Behavioral Finance and Andson - worksheets alone don't work

A statistics professor in my MBA program made a statement on the first day of class, "I can train you how to be a $10 calculator, or I can train you how to think."  Obviously, gone are the days of living without smart phones, auto-correct and calculators.


So why are we still teaching personal finance as textbook terms and definitions?  Why are we spending time on the things that students will inevitably forget; more importantly the things that they can easily look up on their phones? (Please Note: We do worry about many students' capability to spell and do simple math, but that's why we created Andson Academics).


We need to teach them that knowledge equals power. When faced with questions about IRA accounts, APRs or the details of an annuity, do some research on Google, instead of believing the salesman.  We need to be able to instill that delayed gratification and PYF (pay yourself first) gives them spending choices and spending power.
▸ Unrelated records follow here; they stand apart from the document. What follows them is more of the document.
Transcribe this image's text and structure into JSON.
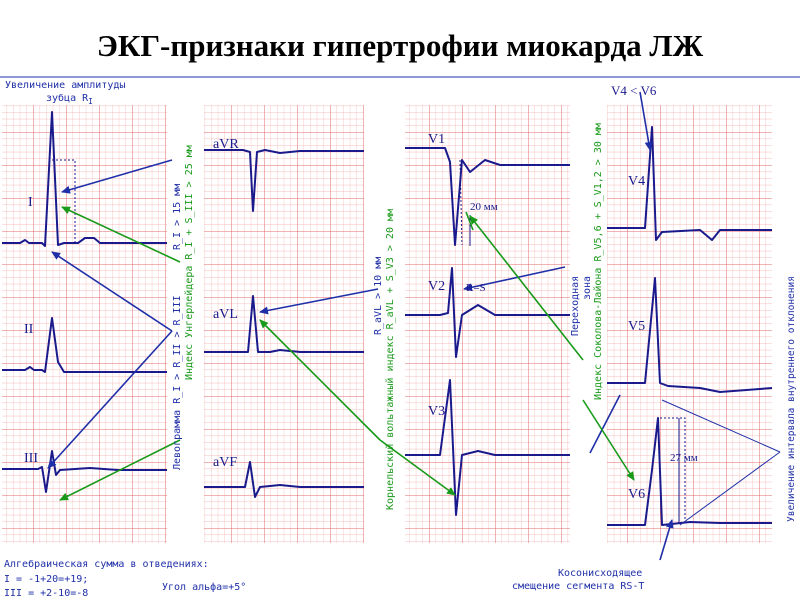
{
  "title": "ЭКГ-признаки гипертрофии миокарда ЛЖ",
  "colors": {
    "grid": "#f08a8a",
    "trace": "#1a1a8c",
    "blue_note": "#1f2fa8",
    "green_note": "#1a9a1a"
  },
  "lead_labels": {
    "I": "I",
    "II": "II",
    "III": "III",
    "aVR": "aVR",
    "aVL": "aVL",
    "aVF": "aVF",
    "V1": "V1",
    "V2": "V2",
    "V3": "V3",
    "V4": "V4",
    "V5": "V5",
    "V6": "V6"
  },
  "annotations": {
    "amp_r1_line1": "Увеличение амплитуды",
    "amp_r1_line2": "зубца R",
    "amp_r1_sub": "I",
    "r1_gt_15": "R_I > 15 мм",
    "index_ungerleider": "Индекс Унгерлейдера  R_I + S_III > 25 мм",
    "levogramma": "Левограмма  R_I > R_II > R_III",
    "ravl_gt_10": "R_aVL > 10 мм",
    "cornell_index": "Корнельский вольтажный индекс  R_aVL + S_V3 > 20 мм",
    "transition_zone_1": "Переходная",
    "transition_zone_2": "зона",
    "sokolow_index": "Индекс Соколова-Лайона  R_V5,6 + S_V1,2 > 30 мм",
    "v1_20mm": "20 мм",
    "r_eq_s": "R=S",
    "v6_27mm": "27 мм",
    "v4_lt_v6": "V4 < V6",
    "intrinsicoid": "Увеличение интервала внутреннего отклонения",
    "st_line1": "Косонисходящее",
    "st_line2": "смещение сегмента RS-T",
    "alg_sum": "Алгебраическая сумма в отведениях:",
    "lead_I_sum": "I = -1+20=+19;",
    "lead_III_sum": "III = +2-10=-8",
    "alpha": "Угол альфа=+5°"
  }
}
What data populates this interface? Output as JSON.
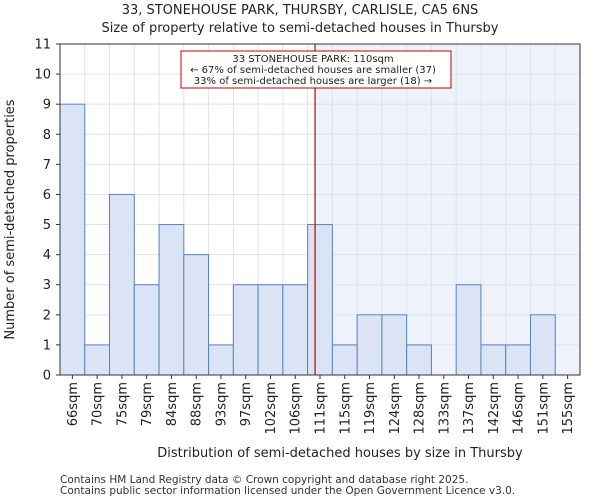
{
  "title": "33, STONEHOUSE PARK, THURSBY, CARLISLE, CA5 6NS",
  "subtitle": "Size of property relative to semi-detached houses in Thursby",
  "footer": [
    "Contains HM Land Registry data © Crown copyright and database right 2025.",
    "Contains public sector information licensed under the Open Government Licence v3.0."
  ],
  "colors": {
    "bar_fill": "#dbe4f4",
    "bar_stroke": "#5b7fc4",
    "highlight_region": "#eef2fa",
    "marker_line": "#c00000",
    "annotation_border": "#c00000"
  },
  "chart_data": {
    "type": "bar",
    "categories": [
      "66sqm",
      "70sqm",
      "75sqm",
      "79sqm",
      "84sqm",
      "88sqm",
      "93sqm",
      "97sqm",
      "102sqm",
      "106sqm",
      "111sqm",
      "115sqm",
      "119sqm",
      "124sqm",
      "128sqm",
      "133sqm",
      "137sqm",
      "142sqm",
      "146sqm",
      "151sqm",
      "155sqm"
    ],
    "values": [
      9,
      1,
      6,
      3,
      5,
      4,
      1,
      3,
      3,
      3,
      5,
      1,
      2,
      2,
      1,
      0,
      3,
      1,
      1,
      2,
      0
    ],
    "xlabel": "Distribution of semi-detached houses by size in Thursby",
    "ylabel": "Number of semi-detached properties",
    "ylim": [
      0,
      11
    ],
    "yticks": [
      0,
      1,
      2,
      3,
      4,
      5,
      6,
      7,
      8,
      9,
      10,
      11
    ],
    "grid": true,
    "marker": {
      "value_sqm": 110,
      "label_lines": [
        "33 STONEHOUSE PARK: 110sqm",
        "← 67% of semi-detached houses are smaller (37)",
        "33% of semi-detached houses are larger (18) →"
      ]
    }
  }
}
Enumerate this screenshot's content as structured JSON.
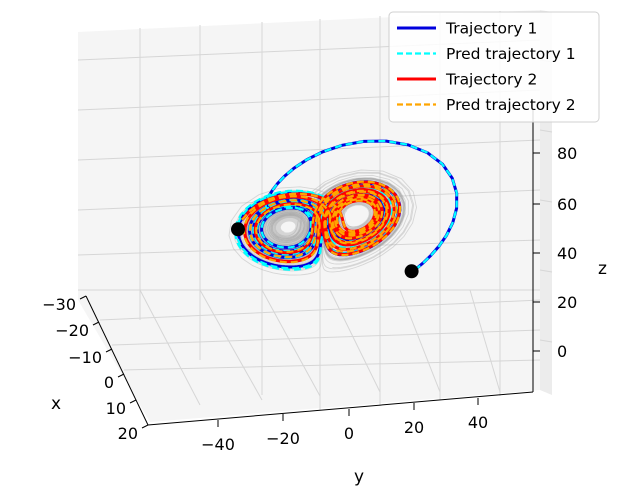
{
  "chart_data": {
    "type": "line",
    "projection": "3d",
    "title": "",
    "axes": {
      "x": {
        "label": "x",
        "ticks": [
          "−30",
          "−20",
          "−10",
          "0",
          "10",
          "20"
        ],
        "range": [
          -30,
          20
        ]
      },
      "y": {
        "label": "y",
        "ticks": [
          "−40",
          "−20",
          "0",
          "20",
          "40"
        ],
        "range": [
          -50,
          50
        ]
      },
      "z": {
        "label": "z",
        "ticks": [
          "0",
          "20",
          "40",
          "60",
          "80"
        ],
        "range": [
          -10,
          90
        ]
      }
    },
    "grid": true,
    "legend_position": "top-right",
    "background_trajectories": "many light gray Lorenz-attractor trajectories",
    "series": [
      {
        "name": "Trajectory 1",
        "color": "#0000dd",
        "style": "solid",
        "start_marker": true
      },
      {
        "name": "Pred trajectory 1",
        "color": "#00ffff",
        "style": "dashed"
      },
      {
        "name": "Trajectory 2",
        "color": "#ff0000",
        "style": "solid",
        "start_marker": true
      },
      {
        "name": "Pred trajectory 2",
        "color": "#ffa500",
        "style": "dashed"
      }
    ],
    "attractor_type": "Lorenz",
    "wing_centers_xyz": [
      [
        -8.5,
        -8.5,
        27
      ],
      [
        8.5,
        8.5,
        27
      ]
    ]
  }
}
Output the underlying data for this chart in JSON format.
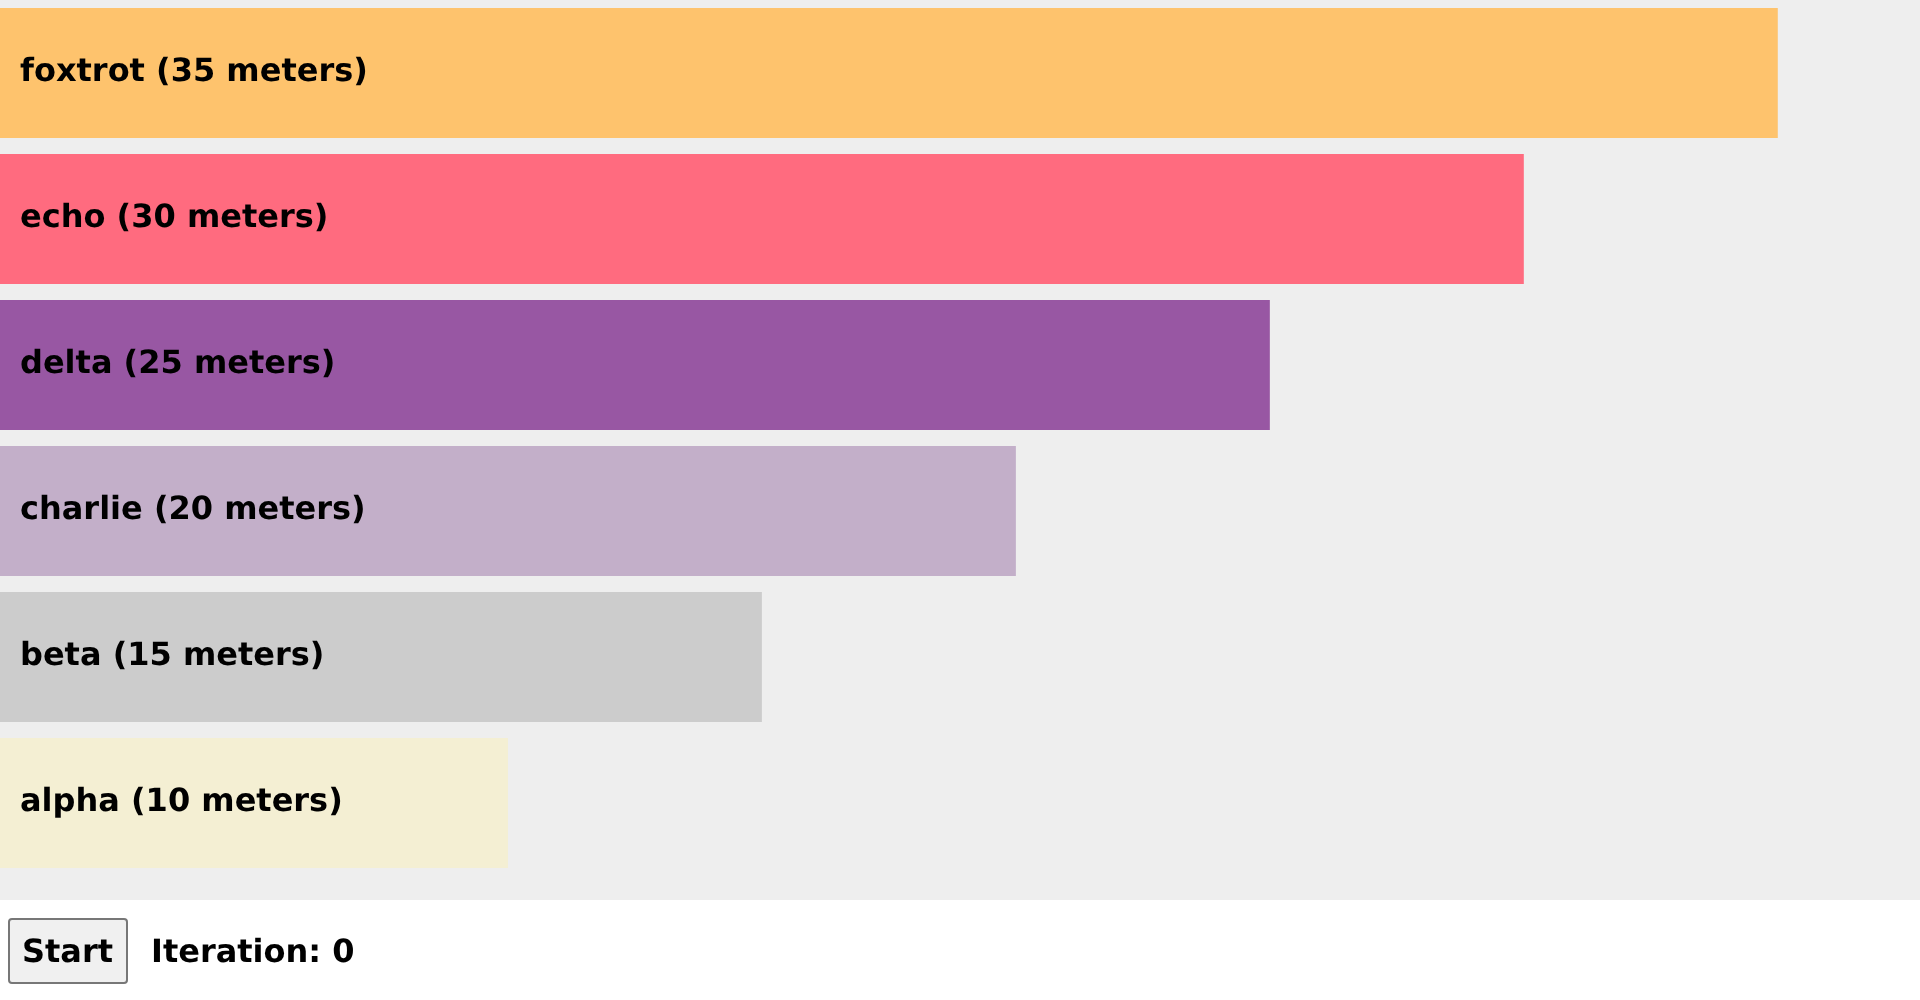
{
  "chart_data": {
    "type": "bar",
    "orientation": "horizontal",
    "categories": [
      "foxtrot",
      "echo",
      "delta",
      "charlie",
      "beta",
      "alpha"
    ],
    "values": [
      35,
      30,
      25,
      20,
      15,
      10
    ],
    "value_labels": [
      "(35 meters)",
      "(30 meters)",
      "(25 meters)",
      "(20 meters)",
      "(15 meters)",
      "(10 meters)"
    ],
    "colors": [
      "#fec36d",
      "#ff6b7f",
      "#9857a3",
      "#c3afc9",
      "#cccccc",
      "#f4efd3"
    ],
    "xlim": [
      0,
      37.8
    ],
    "tick_labels": false,
    "legend": false,
    "annotations": [
      "Start",
      "Iteration: 0"
    ]
  }
}
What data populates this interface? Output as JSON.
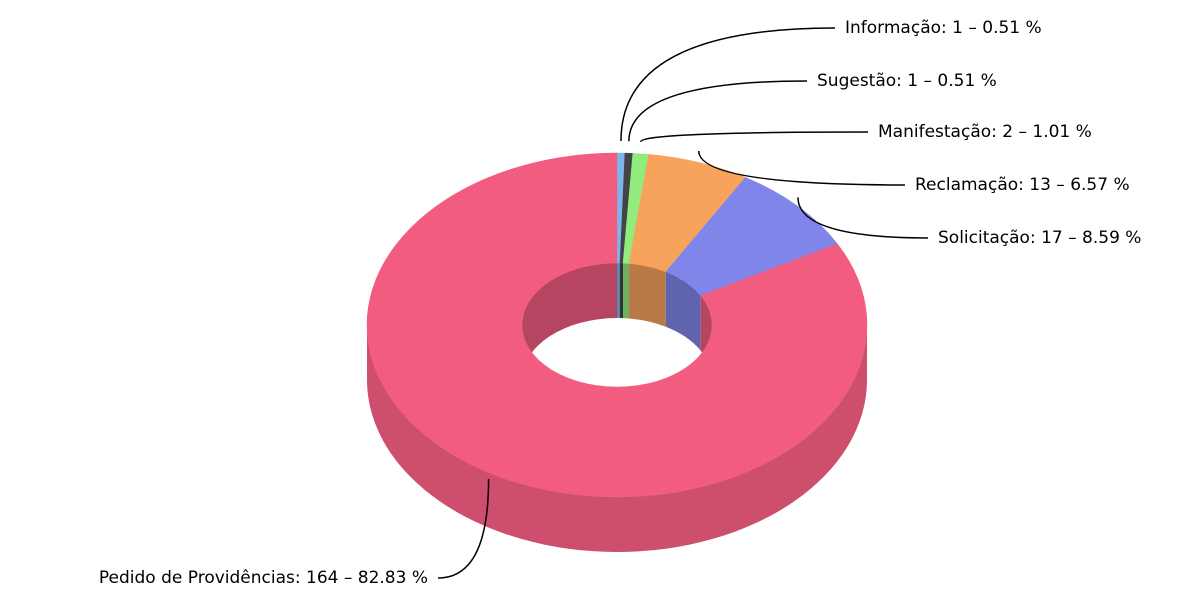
{
  "chart_data": {
    "type": "pie3d",
    "values": [
      1,
      1,
      2,
      13,
      17,
      164
    ],
    "value_labels": [
      "Informação: 1 – 0.51 %",
      "Sugestão: 1 – 0.51 %",
      "Manifestação: 2 – 1.01 %",
      "Reclamação: 13 – 6.57 %",
      "Solicitação: 17 – 8.59 %",
      "Pedido de Providências: 164 – 82.83 %"
    ],
    "colors": [
      "#7cb5ec",
      "#434348",
      "#90ed7d",
      "#f7a35c",
      "#8085e9",
      "#f15c80"
    ]
  }
}
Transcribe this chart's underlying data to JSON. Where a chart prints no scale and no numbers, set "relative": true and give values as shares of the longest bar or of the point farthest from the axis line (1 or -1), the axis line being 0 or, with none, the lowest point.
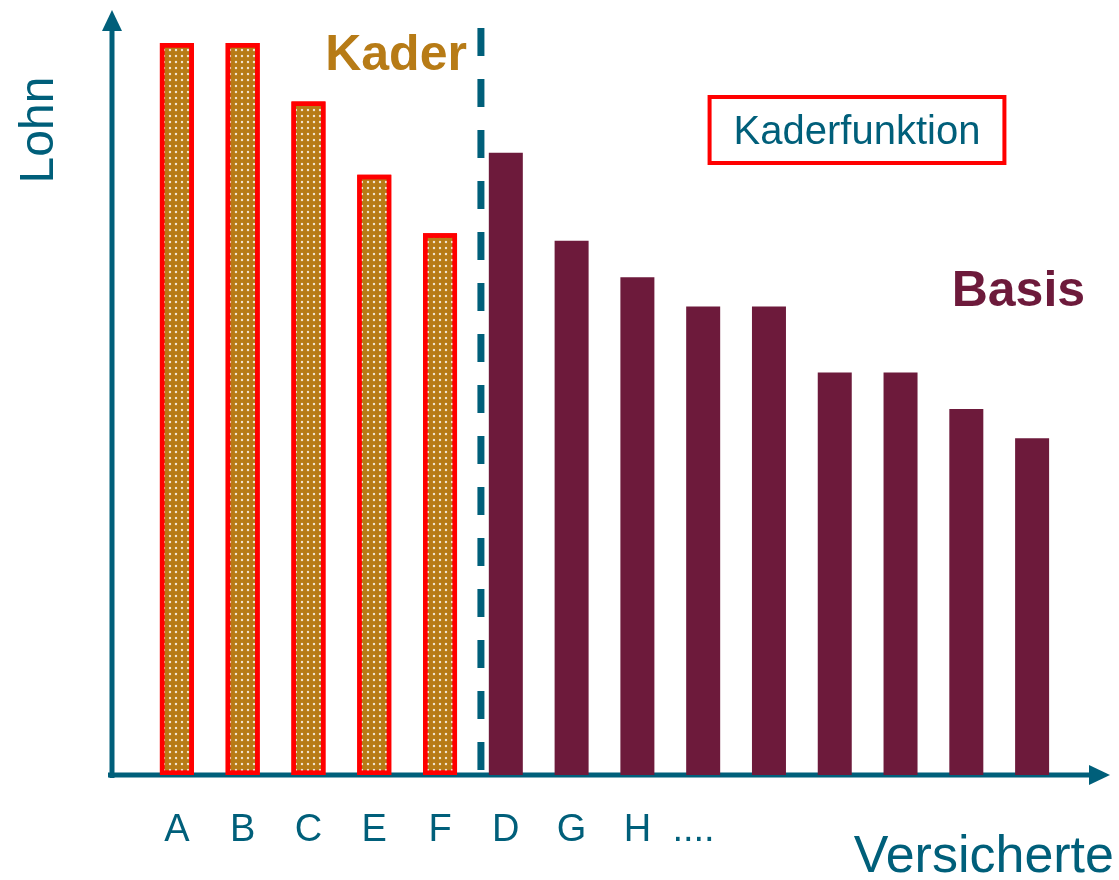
{
  "chart_data": {
    "type": "bar",
    "relative": true,
    "xlabel": "Versicherte",
    "ylabel": "Lohn",
    "categories": [
      "A",
      "B",
      "C",
      "E",
      "F",
      "D",
      "G",
      "H",
      null,
      null,
      null,
      null,
      null,
      null
    ],
    "series": [
      {
        "name": "Kader",
        "color": "#b77b16",
        "values": [
          1,
          1,
          0.92,
          0.82,
          0.74,
          null,
          null,
          null,
          null,
          null,
          null,
          null,
          null,
          null
        ]
      },
      {
        "name": "Basis",
        "color": "#6d1a3b",
        "values": [
          null,
          null,
          null,
          null,
          null,
          0.85,
          0.73,
          0.68,
          0.64,
          0.64,
          0.55,
          0.55,
          0.5,
          0.46
        ]
      }
    ],
    "annotations": [
      "Kaderfunktion",
      "...."
    ]
  }
}
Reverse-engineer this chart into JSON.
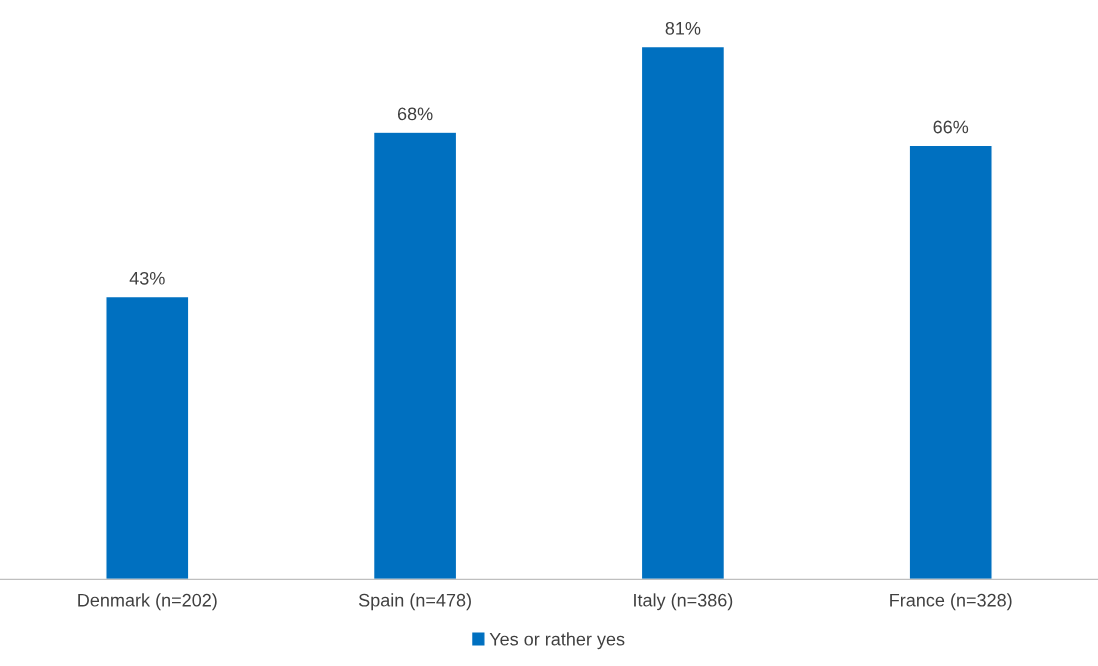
{
  "chart_data": {
    "type": "bar",
    "categories": [
      "Denmark (n=202)",
      "Spain (n=478)",
      "Italy (n=386)",
      "France (n=328)"
    ],
    "series": [
      {
        "name": "Yes or rather yes",
        "color": "#0070c0",
        "values": [
          43,
          68,
          81,
          66
        ],
        "value_labels": [
          "43%",
          "68%",
          "81%",
          "66%"
        ]
      }
    ],
    "grid": false,
    "legend": "bottom"
  }
}
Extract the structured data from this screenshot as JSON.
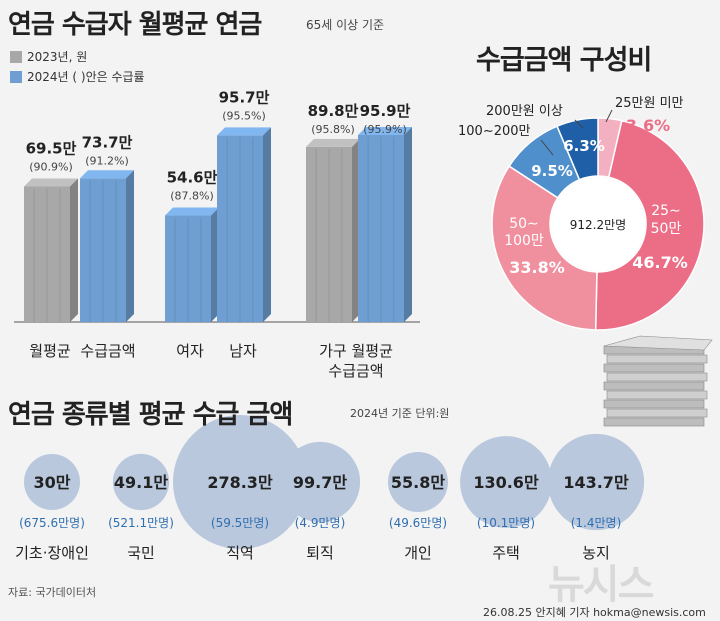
{
  "title": "연금 수급자 월평균 연금",
  "title_note": "65세 이상 기준",
  "legend": [
    {
      "label": "2023년, 원",
      "color": "#a8a8a8"
    },
    {
      "label": "2024년 ( )안은 수급률",
      "color": "#6f9fd2"
    }
  ],
  "chart_data": [
    {
      "type": "bar",
      "categories": [
        "월평균",
        "수급금액",
        "여자",
        "남자",
        "가구 월평균 수급금액"
      ],
      "category_labels": [
        [
          "월평균"
        ],
        [
          "수급금액"
        ],
        [
          "여자"
        ],
        [
          "남자"
        ],
        [
          "가구  월평균",
          "수급금액"
        ]
      ],
      "series": [
        {
          "name": "2023년, 원",
          "color": "#a8a8a8",
          "values": [
            69.5,
            null,
            null,
            null,
            89.8
          ],
          "value_labels": [
            "69.5만",
            null,
            null,
            null,
            "89.8만"
          ],
          "rate_labels": [
            "(90.9%)",
            null,
            null,
            null,
            "(95.8%)"
          ]
        },
        {
          "name": "2024년",
          "color": "#6f9fd2",
          "values": [
            73.7,
            54.6,
            95.7,
            null,
            95.9
          ],
          "value_labels": [
            "73.7만",
            "54.6만",
            "95.7만",
            null,
            "95.9만"
          ],
          "rate_labels": [
            "(91.2%)",
            "(87.8%)",
            "(95.5%)",
            null,
            "(95.9%)"
          ]
        }
      ],
      "units": "만원",
      "ylim": [
        0,
        110
      ]
    },
    {
      "type": "pie",
      "title": "수급금액 구성비",
      "center_label": "912.2만명",
      "slices": [
        {
          "label": "25만원 미만",
          "value": 3.6,
          "value_label": "3.6%",
          "color": "#f3b0c0"
        },
        {
          "label": "25~50만",
          "value": 46.7,
          "value_label": "46.7%",
          "color": "#ec6d86"
        },
        {
          "label": "50~100만",
          "value": 33.8,
          "value_label": "33.8%",
          "color": "#f0909f"
        },
        {
          "label": "100~200만",
          "value": 9.5,
          "value_label": "9.5%",
          "color": "#4f8fcb"
        },
        {
          "label": "200만원 이상",
          "value": 6.3,
          "value_label": "6.3%",
          "color": "#1f5fa8"
        }
      ]
    },
    {
      "type": "bubble",
      "title": "연금 종류별 평균 수급 금액",
      "note": "2024년 기준 단위:원",
      "items": [
        {
          "category": "기초·장애인",
          "value": 30,
          "value_label": "30만",
          "people": "(675.6만명)"
        },
        {
          "category": "국민",
          "value": 49.1,
          "value_label": "49.1만",
          "people": "(521.1만명)"
        },
        {
          "category": "직역",
          "value": 278.3,
          "value_label": "278.3만",
          "people": "(59.5만명)"
        },
        {
          "category": "퇴직",
          "value": 99.7,
          "value_label": "99.7만",
          "people": "(4.9만명)"
        },
        {
          "category": "개인",
          "value": 55.8,
          "value_label": "55.8만",
          "people": "(49.6만명)"
        },
        {
          "category": "주택",
          "value": 130.6,
          "value_label": "130.6만",
          "people": "(10.1만명)"
        },
        {
          "category": "농지",
          "value": 143.7,
          "value_label": "143.7만",
          "people": "(1.4만명)"
        }
      ]
    }
  ],
  "source": "자료: 국가데이터처",
  "credit": "26.08.25 안지혜 기자 hokma@newsis.com",
  "watermark": "뉴시스"
}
Behavioral Finance is the term that is gaining ever-so-much momentum right now in this field.  That is, instead of teaching a student about textbook definitions, let's teach them how to think about finance.


  • What should I be leery of?
  • When does an interest rate raise a red-flag?
  • What are the fees that will be involved?
  • Where can I go for help outside of a payday loan?


All of these are examples of teaching young people how to think about their money.  Time Business & Money has a great article right now on the concept of changing behaviors instead of just teaching facts.  We couldn't agree more and in fact pride ourselves and our programs on providing more than just a workbook or worksheet.


Roth, who runs the infamous blog Get Rich Slowly admits that he himself learned all the "basic financial literacy," in his senior year of high school, but was no better because of it.


Roth goes on to say that personal finance is something internal for most people - though for many there is definitely a cycle of poverty they need to overcome.  What needs to be taught is that in order to make a change, it needs to happen within us.  Otherwise it's just like a fad diet - you always end up back at square one.


I myself cannot begin to count the amount of times that we see young people that just don't want to end up in the same debtor situations they've seen friends or family end up in.  Many times that's enough and it works.  More often than not though, one is the sum of their surroundings; so bringing a fresh way of thinking and perspective into the classroom is more important than ever.


Let's continue with a mission to change behavior in our students, and not just make them calculators and dictionaries when it comes to personal finance.